Но по тону было понятно: как умный человек, он осознал, что я не просто треплю языком, и был готов слушать.
- Ты чересчур склонен ко всяким средствам взбадривания. Организм человека, в особенности его внутренние органы, в первую очередь - сердце, не могут переносить постоянных перегрузок.
- Я понял тебя, Димон. Запомни: с возрастом становишься циником. В принципе нас никто не любит, на нас лишь претендуют. А впоследствии перестаешь любить себя. И еще: любой жизненный импульс, искреннее рвение побуждают лишь питиё и соитие. Или подготовка к питию или к соитию. Остальное от скукоты. Жизненная программа выполнена. Или же срок ее выполнения закончился. К тому же мои предки (я имею в виду отца, деда и дядек - больше запомнить советская власть не дала) долго не жили: все в сорок - пятьдесят уходили.
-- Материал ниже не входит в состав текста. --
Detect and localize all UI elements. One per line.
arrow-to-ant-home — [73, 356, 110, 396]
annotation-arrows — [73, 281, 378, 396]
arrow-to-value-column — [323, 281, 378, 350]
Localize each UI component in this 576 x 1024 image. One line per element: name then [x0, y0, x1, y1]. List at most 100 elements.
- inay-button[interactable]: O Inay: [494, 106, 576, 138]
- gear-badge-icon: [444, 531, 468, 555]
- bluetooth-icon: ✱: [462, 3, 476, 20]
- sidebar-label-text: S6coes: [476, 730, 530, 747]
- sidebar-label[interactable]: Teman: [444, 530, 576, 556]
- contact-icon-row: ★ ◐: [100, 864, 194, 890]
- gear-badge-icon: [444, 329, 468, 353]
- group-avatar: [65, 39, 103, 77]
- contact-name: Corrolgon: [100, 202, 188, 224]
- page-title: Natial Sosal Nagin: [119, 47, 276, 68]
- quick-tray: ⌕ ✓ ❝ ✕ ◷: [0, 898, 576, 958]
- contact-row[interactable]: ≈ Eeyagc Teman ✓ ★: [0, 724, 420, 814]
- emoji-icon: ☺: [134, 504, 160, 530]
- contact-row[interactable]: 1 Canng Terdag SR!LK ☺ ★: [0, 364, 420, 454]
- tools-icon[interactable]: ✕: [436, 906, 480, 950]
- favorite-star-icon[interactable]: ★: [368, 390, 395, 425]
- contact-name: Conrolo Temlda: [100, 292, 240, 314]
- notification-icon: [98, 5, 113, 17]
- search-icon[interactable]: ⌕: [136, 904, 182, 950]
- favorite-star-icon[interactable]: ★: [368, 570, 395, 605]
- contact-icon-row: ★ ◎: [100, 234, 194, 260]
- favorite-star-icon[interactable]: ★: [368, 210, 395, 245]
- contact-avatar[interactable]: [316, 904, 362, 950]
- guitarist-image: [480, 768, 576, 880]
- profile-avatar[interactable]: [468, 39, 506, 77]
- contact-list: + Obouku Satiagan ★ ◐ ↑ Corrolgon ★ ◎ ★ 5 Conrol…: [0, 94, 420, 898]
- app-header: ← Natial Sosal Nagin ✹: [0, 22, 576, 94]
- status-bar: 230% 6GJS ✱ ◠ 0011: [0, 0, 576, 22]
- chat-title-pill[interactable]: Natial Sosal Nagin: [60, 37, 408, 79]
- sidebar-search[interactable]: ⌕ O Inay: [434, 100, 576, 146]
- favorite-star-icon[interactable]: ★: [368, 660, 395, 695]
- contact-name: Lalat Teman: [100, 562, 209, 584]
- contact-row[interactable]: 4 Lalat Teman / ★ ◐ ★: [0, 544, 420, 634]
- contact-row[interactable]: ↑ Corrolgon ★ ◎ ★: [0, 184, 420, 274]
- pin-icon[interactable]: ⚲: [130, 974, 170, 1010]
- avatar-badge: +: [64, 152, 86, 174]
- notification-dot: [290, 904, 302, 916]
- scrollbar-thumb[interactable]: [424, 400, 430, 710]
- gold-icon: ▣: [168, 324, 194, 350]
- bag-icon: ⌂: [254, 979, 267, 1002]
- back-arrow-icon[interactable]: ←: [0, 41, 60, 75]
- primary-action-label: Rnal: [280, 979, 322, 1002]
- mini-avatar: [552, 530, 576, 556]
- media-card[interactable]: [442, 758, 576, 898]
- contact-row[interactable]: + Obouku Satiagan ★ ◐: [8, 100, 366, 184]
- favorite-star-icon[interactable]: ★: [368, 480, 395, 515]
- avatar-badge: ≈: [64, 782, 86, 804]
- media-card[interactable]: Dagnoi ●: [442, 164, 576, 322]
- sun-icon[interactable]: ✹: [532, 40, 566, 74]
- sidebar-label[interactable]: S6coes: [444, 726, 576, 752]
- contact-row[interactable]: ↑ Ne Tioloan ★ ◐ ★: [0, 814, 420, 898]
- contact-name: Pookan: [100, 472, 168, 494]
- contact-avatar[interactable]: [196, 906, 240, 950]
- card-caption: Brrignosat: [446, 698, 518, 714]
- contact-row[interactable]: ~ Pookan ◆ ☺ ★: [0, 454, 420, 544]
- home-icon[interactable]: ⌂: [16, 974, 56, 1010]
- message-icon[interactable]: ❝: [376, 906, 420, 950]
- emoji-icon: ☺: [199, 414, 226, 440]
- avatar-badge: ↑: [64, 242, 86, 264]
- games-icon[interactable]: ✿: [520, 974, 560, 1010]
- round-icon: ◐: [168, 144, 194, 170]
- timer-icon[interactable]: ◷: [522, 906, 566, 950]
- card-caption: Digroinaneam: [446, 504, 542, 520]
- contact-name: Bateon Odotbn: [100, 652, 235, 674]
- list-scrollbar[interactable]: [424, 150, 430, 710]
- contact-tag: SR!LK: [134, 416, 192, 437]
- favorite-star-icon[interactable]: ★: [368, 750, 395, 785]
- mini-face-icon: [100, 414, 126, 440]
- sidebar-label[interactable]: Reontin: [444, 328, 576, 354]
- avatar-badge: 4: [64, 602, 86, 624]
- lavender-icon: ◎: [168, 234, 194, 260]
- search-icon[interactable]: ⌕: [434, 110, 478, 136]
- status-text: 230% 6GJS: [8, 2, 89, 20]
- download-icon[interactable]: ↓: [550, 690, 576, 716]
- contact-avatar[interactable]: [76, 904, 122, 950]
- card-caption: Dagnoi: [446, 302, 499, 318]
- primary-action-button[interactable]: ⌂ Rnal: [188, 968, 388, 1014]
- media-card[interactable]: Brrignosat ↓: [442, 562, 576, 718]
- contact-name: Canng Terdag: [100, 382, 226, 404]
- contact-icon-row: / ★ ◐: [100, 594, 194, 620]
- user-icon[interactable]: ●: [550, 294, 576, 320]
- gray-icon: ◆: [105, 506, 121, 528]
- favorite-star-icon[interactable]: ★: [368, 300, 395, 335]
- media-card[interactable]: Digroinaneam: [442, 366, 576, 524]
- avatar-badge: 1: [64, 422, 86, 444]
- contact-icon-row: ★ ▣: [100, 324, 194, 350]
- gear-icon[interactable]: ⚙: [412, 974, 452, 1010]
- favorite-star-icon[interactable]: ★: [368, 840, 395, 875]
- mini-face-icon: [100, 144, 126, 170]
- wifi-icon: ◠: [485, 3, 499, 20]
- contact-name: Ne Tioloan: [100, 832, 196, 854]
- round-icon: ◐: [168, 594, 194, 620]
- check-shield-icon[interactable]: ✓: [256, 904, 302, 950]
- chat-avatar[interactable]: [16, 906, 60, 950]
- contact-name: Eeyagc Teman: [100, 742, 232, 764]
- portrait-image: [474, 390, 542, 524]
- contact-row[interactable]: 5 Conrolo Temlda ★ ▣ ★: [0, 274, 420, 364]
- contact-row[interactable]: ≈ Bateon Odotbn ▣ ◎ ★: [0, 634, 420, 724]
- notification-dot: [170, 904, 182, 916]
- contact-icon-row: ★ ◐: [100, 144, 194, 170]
- Ясно, Валера. - Я позволил себе перебить старшего по возрасту и жизненному опыту, что со мной случалось единичные разы. - Тут дело в том, что в твоем роду давно не было прецедента преодоления критических лет. Пойми, это достаточно просто. Мне кажется, что у тебя нет химической зависимости ни от чего, включая водку, которую ты, наверное, не меряя пил, еще когда учился. Ты на грани и сам должен решить: или жить дальше, или же уйти в мир, где тебя дожидается вся мужская линия. Не лучше ли тебе явиться туда человеком, который преодолел проклятие рода?
- Говори, доктор Херболит.
- Покрути шариками - найдешь решение. Начни жить сначала. Твои сорок - половина человеческого века. Не больше.